"Until I come, devote yourself to the public reading of Scripture, to preaching and to teaching."
- Ecclesiastes 10:10

QUINERT Bill Nicoletta 1024x812Bill and Nicoletta Quinert, Italy

Admittedly it does seem a contradiction to speak of a forest camp in the city, because they are both opposites – the forest means isolation, no protection or shelter, being exposed to danger and cold weather, while city life means comfort, a home or apartment, warmth and social life.

Well, around 10 km from the heart of the city of Rome there is such a forest camp of African refugees — around 150-200, who live in deplorable conditions in an enormous old abandoned factory, with no lighting, no toilets, no bathrooms, no food — only cold water. The majority of refugees have travelled by boat from Libya to southern Italy, then to Rome. They are catered for in official government refugee centres, where they receive accommodation and food, but those provisions only last for a year, after which they are obliged to leave their refugee centres and provide for themselves.

Now with 13% unemployment in Italy, thousands of Italians without work, plus the enormous population of refugees, these homeless young people are desperate, with no hope, no future — what can they do to survive? We don’t know the history of this centre, but evidently some refugees have discovered this old building and moved in. The gates to the street are open, there are no guards, you can just walk in. On both sides of the long corridor inside, the homeless have built make-shift huts as rooms to sleep in. Some have purchased generators for lighting. Just from one side there is natural light that comes through the windows. The only positive thing is that the building inside is dry. To go to the toilet they need to take a walk to the fields with trees nearby. The men have built crude huts outside the back of the building where they have a cold shower.
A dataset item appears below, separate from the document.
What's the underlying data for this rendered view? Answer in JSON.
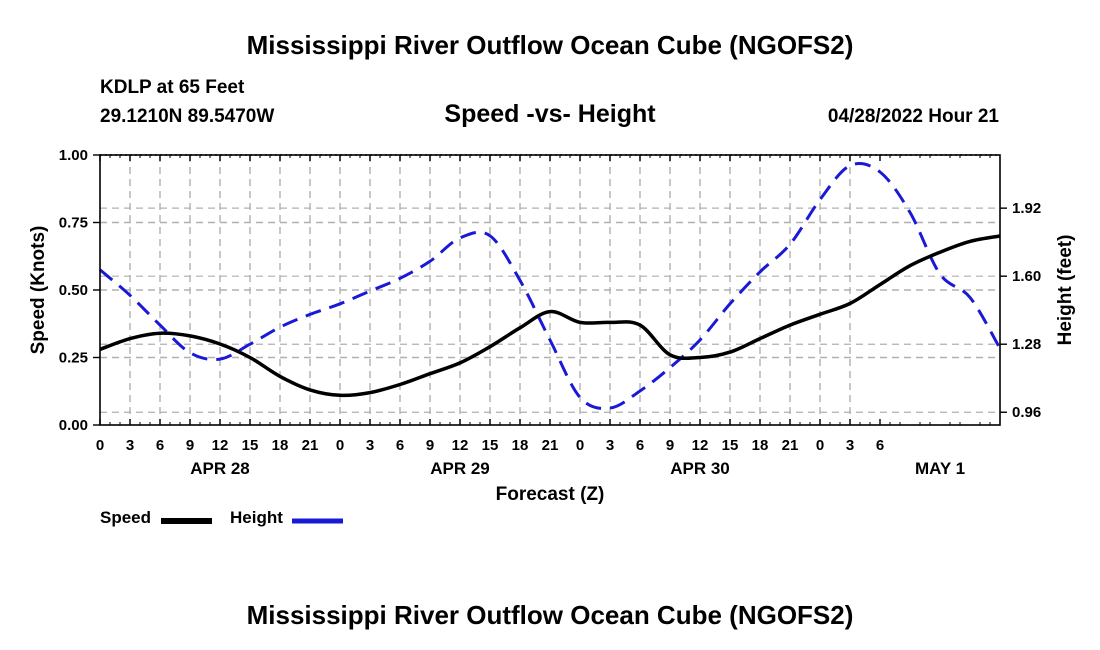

Whereas in other official refugee centres we aren’t permitted to enter to talk or witness, here we have complete freedom to enter, like the refugees themselves. The majority of them are Nigerians, and nearly all born-again Christians, while there are others who are Muslims from different countries. All the Nigerians speak English, so the three of us who visit are able to communicate well, while others speak French and a little Italian. By coincidence we made contact with the centre just a few months ago and go to visit once a week. We pass out clothing and fruit, and we speak openly with the Nigerians, giving them Bibles in English, sharing from the Word of God to bring comfort and give hope, as well as teaching them the ways of the Lord. When some are willing we pray with them and share their burdens — they are generally grateful and appreciative of the love we show them. Actually we can’t do more than that to help them in their plight, but with these small gestures of love, a smile and a hug, we are able to communicate meaningfully. Of course we also speak with the Muslims, and witness to explain who Jesus is and how to go to heaven, but generally they are very closed to the gospel.

Yet we do want to do more, so we are praying and hoping to rent a premises to use as a storage facility for clothing and literature in various languages, not too far from the centre. Here we can also take some of them to read the Word together, maybe offer a meal and pray with them, as well as give them our friendship. This is a project we are working on and we trust God to provide, so at the moment we don’t know how things will go, yet we press forward by faith, trusting in the Lord for His guidance and provision.